The thing is, I know that the breaking of vows is a sin, and can be forgiven for the breaking. However, the things I'm experiencing are more related to the future, so technically I have not broken any vows yet, but it's tormenting to think that I'm potentially in any sort of bondage. According to Leviticus 5:4-5, does it mean that I can confess the making of the vow and beg for forgiveness, and it will be given to me (I John 1:9), thus I am free? Is that how those verses should be interpreted?

Once again, I apologize for coming back on this topic.

Answer:

Notice how your compulsion is once again trying to trap you in the past. You understand that a pop-up thought cannot be a vow now, so you now add muttering something under your breath.

Vows are typically intentional. The person knows he is making a promise, but in your case, you were wondering if you might have said something in your childhood, but you are uncertain -- a typical OCD response. Vows are witnesses. Other people can confirm that the promise was made. This, again, is not true in your case. Therefore, I would conclude that you did not make a vow of celibacy. I would not even count a childhood statement of "Eww, I'm never going to have sex" because children have no idea what they are talking about. Under the Old Law, and even today under modern law, a child's promise is not enforceable.

In addition to all of this, I note that there was no reason for the vow.

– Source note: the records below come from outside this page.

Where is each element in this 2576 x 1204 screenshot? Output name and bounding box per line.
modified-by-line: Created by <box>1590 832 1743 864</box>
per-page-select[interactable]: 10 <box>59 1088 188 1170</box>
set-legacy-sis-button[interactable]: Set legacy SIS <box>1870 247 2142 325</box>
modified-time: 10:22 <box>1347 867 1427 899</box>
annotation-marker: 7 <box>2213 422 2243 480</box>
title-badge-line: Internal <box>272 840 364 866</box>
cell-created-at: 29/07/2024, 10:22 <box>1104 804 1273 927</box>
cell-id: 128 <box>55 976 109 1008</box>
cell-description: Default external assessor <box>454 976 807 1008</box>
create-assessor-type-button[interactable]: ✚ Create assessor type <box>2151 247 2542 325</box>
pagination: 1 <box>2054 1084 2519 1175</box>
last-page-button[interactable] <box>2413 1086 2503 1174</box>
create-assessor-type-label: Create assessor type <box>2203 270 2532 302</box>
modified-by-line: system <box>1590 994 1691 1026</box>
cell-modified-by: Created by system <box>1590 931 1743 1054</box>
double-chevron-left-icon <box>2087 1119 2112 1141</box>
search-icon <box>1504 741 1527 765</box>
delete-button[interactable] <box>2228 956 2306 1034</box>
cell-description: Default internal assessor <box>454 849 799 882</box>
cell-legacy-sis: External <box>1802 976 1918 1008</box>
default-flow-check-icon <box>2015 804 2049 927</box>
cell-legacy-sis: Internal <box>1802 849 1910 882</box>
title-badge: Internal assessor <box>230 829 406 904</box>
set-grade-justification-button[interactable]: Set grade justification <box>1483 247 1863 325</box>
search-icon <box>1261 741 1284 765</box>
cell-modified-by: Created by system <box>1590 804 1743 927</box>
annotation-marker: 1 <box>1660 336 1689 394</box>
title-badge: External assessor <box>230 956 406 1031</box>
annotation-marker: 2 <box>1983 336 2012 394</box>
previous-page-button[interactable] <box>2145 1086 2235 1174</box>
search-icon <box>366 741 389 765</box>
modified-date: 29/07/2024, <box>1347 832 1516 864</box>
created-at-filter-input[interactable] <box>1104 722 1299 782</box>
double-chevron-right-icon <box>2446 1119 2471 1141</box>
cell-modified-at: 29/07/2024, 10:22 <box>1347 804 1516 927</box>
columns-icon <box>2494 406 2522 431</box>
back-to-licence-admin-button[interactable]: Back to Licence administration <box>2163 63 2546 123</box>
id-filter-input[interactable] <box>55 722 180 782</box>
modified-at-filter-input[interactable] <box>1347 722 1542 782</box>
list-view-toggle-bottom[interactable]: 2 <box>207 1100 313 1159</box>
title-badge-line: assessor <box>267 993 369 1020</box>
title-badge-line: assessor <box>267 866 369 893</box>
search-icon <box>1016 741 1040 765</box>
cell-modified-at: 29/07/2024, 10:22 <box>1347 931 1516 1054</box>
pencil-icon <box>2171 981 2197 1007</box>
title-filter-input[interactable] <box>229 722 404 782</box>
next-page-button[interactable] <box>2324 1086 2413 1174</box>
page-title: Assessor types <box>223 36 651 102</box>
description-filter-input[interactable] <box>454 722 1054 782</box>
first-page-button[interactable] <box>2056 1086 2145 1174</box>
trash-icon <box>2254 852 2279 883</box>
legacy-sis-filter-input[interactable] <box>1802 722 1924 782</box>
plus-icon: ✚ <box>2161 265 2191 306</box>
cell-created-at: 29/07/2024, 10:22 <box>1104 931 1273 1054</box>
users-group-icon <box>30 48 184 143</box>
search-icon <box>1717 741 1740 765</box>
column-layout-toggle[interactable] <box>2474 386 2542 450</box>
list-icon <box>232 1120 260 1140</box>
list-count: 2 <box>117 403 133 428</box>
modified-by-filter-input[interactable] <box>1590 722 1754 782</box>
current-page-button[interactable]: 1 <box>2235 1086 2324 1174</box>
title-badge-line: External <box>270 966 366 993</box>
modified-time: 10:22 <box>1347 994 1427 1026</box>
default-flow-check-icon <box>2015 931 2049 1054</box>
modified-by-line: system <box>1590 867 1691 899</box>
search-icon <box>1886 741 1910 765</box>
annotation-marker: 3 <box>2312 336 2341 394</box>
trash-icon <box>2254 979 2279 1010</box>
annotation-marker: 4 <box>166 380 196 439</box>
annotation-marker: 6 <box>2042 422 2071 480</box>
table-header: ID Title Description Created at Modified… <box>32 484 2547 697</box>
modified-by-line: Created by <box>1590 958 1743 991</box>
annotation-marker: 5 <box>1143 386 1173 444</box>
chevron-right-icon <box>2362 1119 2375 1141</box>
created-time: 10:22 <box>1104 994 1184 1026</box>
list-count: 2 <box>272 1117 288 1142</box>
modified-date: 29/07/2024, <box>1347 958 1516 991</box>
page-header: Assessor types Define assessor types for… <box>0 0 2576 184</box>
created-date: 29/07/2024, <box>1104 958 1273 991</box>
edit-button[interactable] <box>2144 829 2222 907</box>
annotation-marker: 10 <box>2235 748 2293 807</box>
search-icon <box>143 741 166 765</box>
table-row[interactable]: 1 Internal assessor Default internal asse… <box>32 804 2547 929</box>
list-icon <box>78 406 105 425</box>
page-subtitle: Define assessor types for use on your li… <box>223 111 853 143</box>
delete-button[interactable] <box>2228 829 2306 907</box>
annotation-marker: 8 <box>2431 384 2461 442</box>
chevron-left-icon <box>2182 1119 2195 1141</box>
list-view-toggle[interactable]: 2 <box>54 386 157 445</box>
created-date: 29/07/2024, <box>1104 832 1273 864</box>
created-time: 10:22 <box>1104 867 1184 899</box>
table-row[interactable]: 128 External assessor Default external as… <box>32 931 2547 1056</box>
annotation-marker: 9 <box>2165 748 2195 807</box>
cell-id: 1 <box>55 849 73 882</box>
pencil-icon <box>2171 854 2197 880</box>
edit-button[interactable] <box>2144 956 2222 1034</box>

God certainly isn't impressed when someone decides not to have sex. After all, He created men with the desire for sex and instituted marriage as the state where you can have sex. Thus, the statement (if it even happened) was just a statement.

But to answer your question, if you realize that you made a foolish vow now that you are older, then go to God in prayer and admit that you made a foolish commitment, which was thoughtless and sinful on your part. Then go on with your life. Yes, you are not supposed to lie. But even a broken promise is forgivable when a person turns away from his sin.